New York’s medical marijuana program, which was signed into law last summer, is one of the strictest in the nation. Despite some concerns from legalization advocates that the regulations would be too prohibitive, 43 companies applied for a license, each paying $10,000 to apply, and thousands more on lobbyists to help sort through the maze of state law, negotiate agreements with labor unions and launch campaigns to garner the support within communities.

Many towns, especially those in rural parts of the state, opened their arms, excited for the potential tax revenue and jobs the growers would bring.

While Cuomo’s health department worked to implement this law and select the applicants, which must pay an additional $200,000 for the license, advocates for greater access pushed the governor to create some sort of emergency access pathway for sick children.

Cuomo said he would look in to the matter and, in April, state health commissioner Howard Zucker said a program to help children was “imminent,” though no drug trial, or pathway to expedited access was ever created.

Legislators tried to forge ahead, passing a bill o to expedite access for medical marijuana. The bill remains on Cuomo’s desk, and the governor has not said if he would sign the measure, though doing so now would seem redundant.

The health department on Friday also released the locations of dispensaries, which has been one of the most persistent concerns for medical marijuana advocates who worried 20 locations would not be enough to meet the needs of the entire state.

That concern remains, as do questions about how the state decided where dispensaries would go.

Albany, for example, will have three dispensaries, while Long Island will only have two. Manhattan and Queens will have two, but Brooklyn, the Bronx and Staten Island have zero. The Finger Lakes region will have only one dispensary as well.

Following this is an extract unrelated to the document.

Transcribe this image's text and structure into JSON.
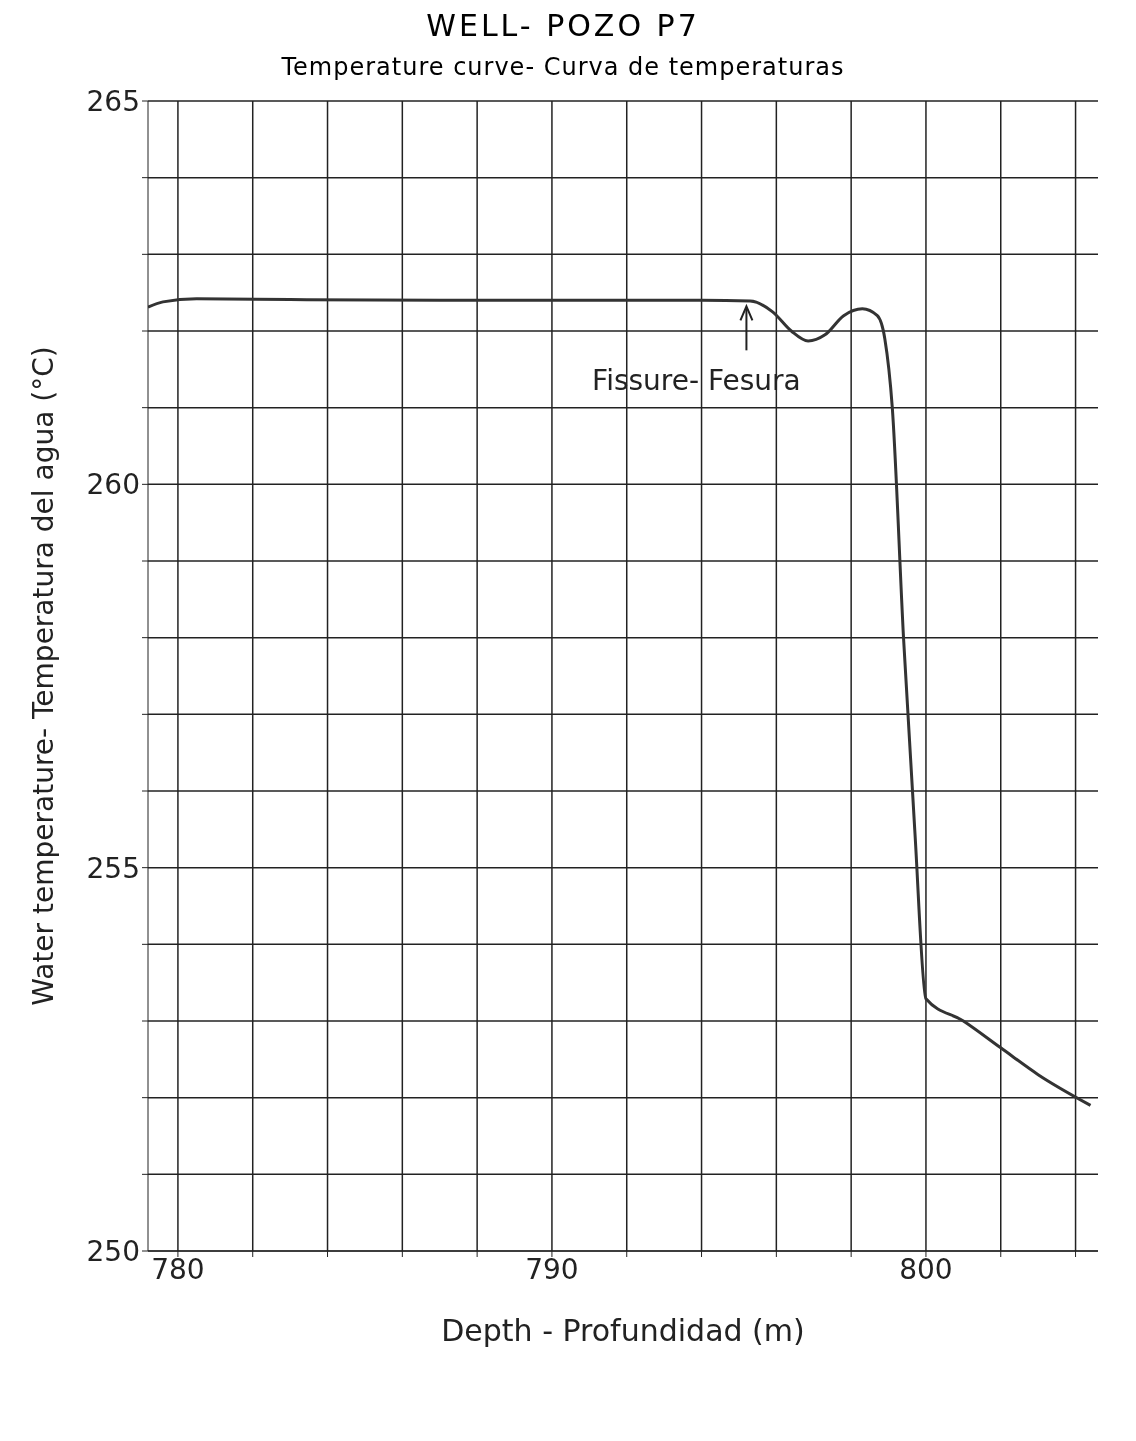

“Once you say you’re going to try to serve 20 million people with 20 dispensaries, no arrangement is going to be good,” said Assembly health committee chair Richard Gottfried, who sponsored the medical marijuana bill.  “There are people who know how to figure out what locations maximize transportation accessibility, but I’m not one of them. It may be that the Albany area is a population hub and at a north-south, east-west highway and rail crossroads.”

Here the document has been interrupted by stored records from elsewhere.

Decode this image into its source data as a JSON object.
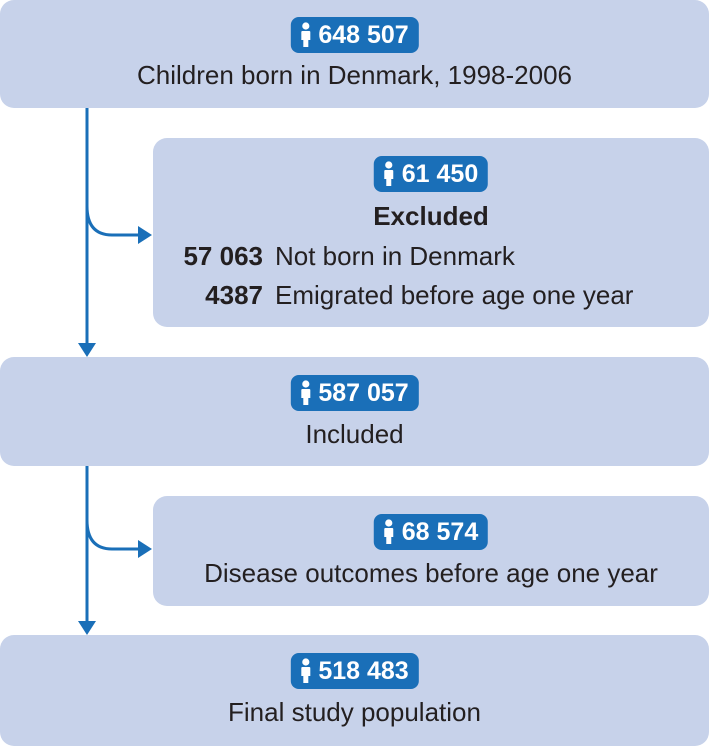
{
  "boxes": {
    "born": {
      "count": "648 507",
      "label": "Children born in Denmark, 1998-2006"
    },
    "excluded": {
      "count": "61 450",
      "label": "Excluded",
      "reasons": [
        {
          "count": "57 063",
          "label": "Not born in Denmark"
        },
        {
          "count": "4387",
          "label": "Emigrated before age one year"
        }
      ]
    },
    "included": {
      "count": "587 057",
      "label": "Included"
    },
    "disease": {
      "count": "68 574",
      "label": "Disease outcomes before age one year"
    },
    "final": {
      "count": "518 483",
      "label": "Final study population"
    }
  },
  "colors": {
    "box_fill": "#c7d2ea",
    "badge_fill": "#1a6fb8",
    "arrow": "#1a6fb8",
    "text": "#231f20"
  },
  "icons": {
    "badge_icon": "person-icon"
  }
}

Savino pointed out that this was only the first iteration of the medical marijuana program and said she could see this governor or the next expanding the program, allowing for more licenses and more dispensaries.

“For those who didn’t make the cut, stick around,” she said. “New York is a very big state.”

Advocates are also hopeful that the Cuomo administration will expand the number of diseases for which medical marijuana can be prescribed.

Bloomfield Industries will grow marijuana in Queens and dispense it in Manhattan, Nassau County and Erie and Onandoga; Columbia Care NY, will grow and operate a dispensary in Monroe County as well as in Manhattan, Suffolk County and Clinton County; Empire State Health Solutions will grow in Fulton County and dispense in Albany County, Broome, Westchester and Queens; Etain will grow in Warren County and dispense in Albany, Ulster, Westchester and Onondaga; and PharmaCann will grow in Orange County and dispense in Erie, Onondaga, Ulster and the Bronx.